“Welcome to Moe’s!”
Normally, that phrase would launch me into an extremely happy orbit. To hear it means I have entered that wonderful world of upscale Mexican fast food complete with football sized burritos and dishes named after pop-culture icons! But not today. Today it nearly brought me to tears.
You see I LOVE Mexican food! And while I’m not a huge fan of weapon-sized burritos, I love Billy Barou Nachos. Walking along picking out everything I want, leaving out what I don’t, is nacho heaven to me. Yes, steak, black beans, & queso! No shredded cheese & lettuce – it just wilts and ruins an otherwise perfect nacho experience. At Moe’s I am in complete control!
My problem – today I can’t eat at Moe’s – not one thing. I have some minor health issues, brought on by copious amounts of stress, which have to be addressed. To address them I am under strict dietary limitations for 40 days. In fact, the word strict seems such an understatement. We’re talking strict on steroids! If a comparison to parents were made, regular strict would apply to me. But strict in the sense I am using it applies to oh say, something like a cross between a retired drill sergeant and Fidel Castro.
While my children ordered, I sat in a booth embarrassed that I was so upset by not getting to eat at Moe’s. So I started thinking, why exactly was this bothering me so much? There was only one answer – I think I should get to eat whatever I want whenever I want. Growing up in a country where food is always plentiful and cheap this has become my norm. It’s what I expect. And within reason, it’s what I want. (Disclaimer here: As an avowed food snob I don’t expect to eat hot dogs, icky rubberized pieces of chicken or most anything from a drive thru window)

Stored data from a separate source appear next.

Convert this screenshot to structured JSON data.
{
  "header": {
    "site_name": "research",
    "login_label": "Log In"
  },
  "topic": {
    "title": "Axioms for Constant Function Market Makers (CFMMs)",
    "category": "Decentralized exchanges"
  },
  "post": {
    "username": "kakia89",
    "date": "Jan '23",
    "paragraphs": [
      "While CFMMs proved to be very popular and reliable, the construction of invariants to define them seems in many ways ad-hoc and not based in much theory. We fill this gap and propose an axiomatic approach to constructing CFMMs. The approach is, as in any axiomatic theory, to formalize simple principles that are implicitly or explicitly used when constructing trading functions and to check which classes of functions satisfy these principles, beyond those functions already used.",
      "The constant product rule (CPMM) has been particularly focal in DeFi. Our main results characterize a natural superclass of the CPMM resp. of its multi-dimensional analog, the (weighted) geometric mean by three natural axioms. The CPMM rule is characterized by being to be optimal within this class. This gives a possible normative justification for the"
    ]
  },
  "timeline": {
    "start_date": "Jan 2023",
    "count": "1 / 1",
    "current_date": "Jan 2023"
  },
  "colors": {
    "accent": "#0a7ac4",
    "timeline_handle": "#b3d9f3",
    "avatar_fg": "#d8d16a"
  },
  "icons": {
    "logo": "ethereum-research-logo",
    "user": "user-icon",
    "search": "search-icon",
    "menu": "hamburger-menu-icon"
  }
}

What a humbling experience! Normally, I have no problem delaying gratification in other areas of my life. Evidently, I do in this one. I could try and blame it on the fact that we were visiting Nashville and since moving to North Dallas, I haven’t seen a Moe’s. Or maybe, I could blame it on the fact that days of very plain, restricted food had me in a weak place. But if I am honest, I admit the bottom line; I was upset because I couldn’t have what I wanted.
So, I had two options. Chuck my hard work and give in to a huge plate of nachos or recognize that what I am working on right now is more important than food and it won’t last forever. I chose the later, fantasized about the former, and looked up the nearest location of Moe’s for when I’m back to Dallas. In a few weeks when starch is again allowed in my diet, I’ll make a drive and have a very different attitude as I walk through the door and hear, “Welcome to Moe’s!”
Love it! Thanks for sharing. It’s not easy to share the “unpretty” parts about us!
Okay, gotta go eat at Moe’s! (Or is that Joe’s? As in Crab Shack?) Anyway, is there one in Dallas? I’ll go with ya!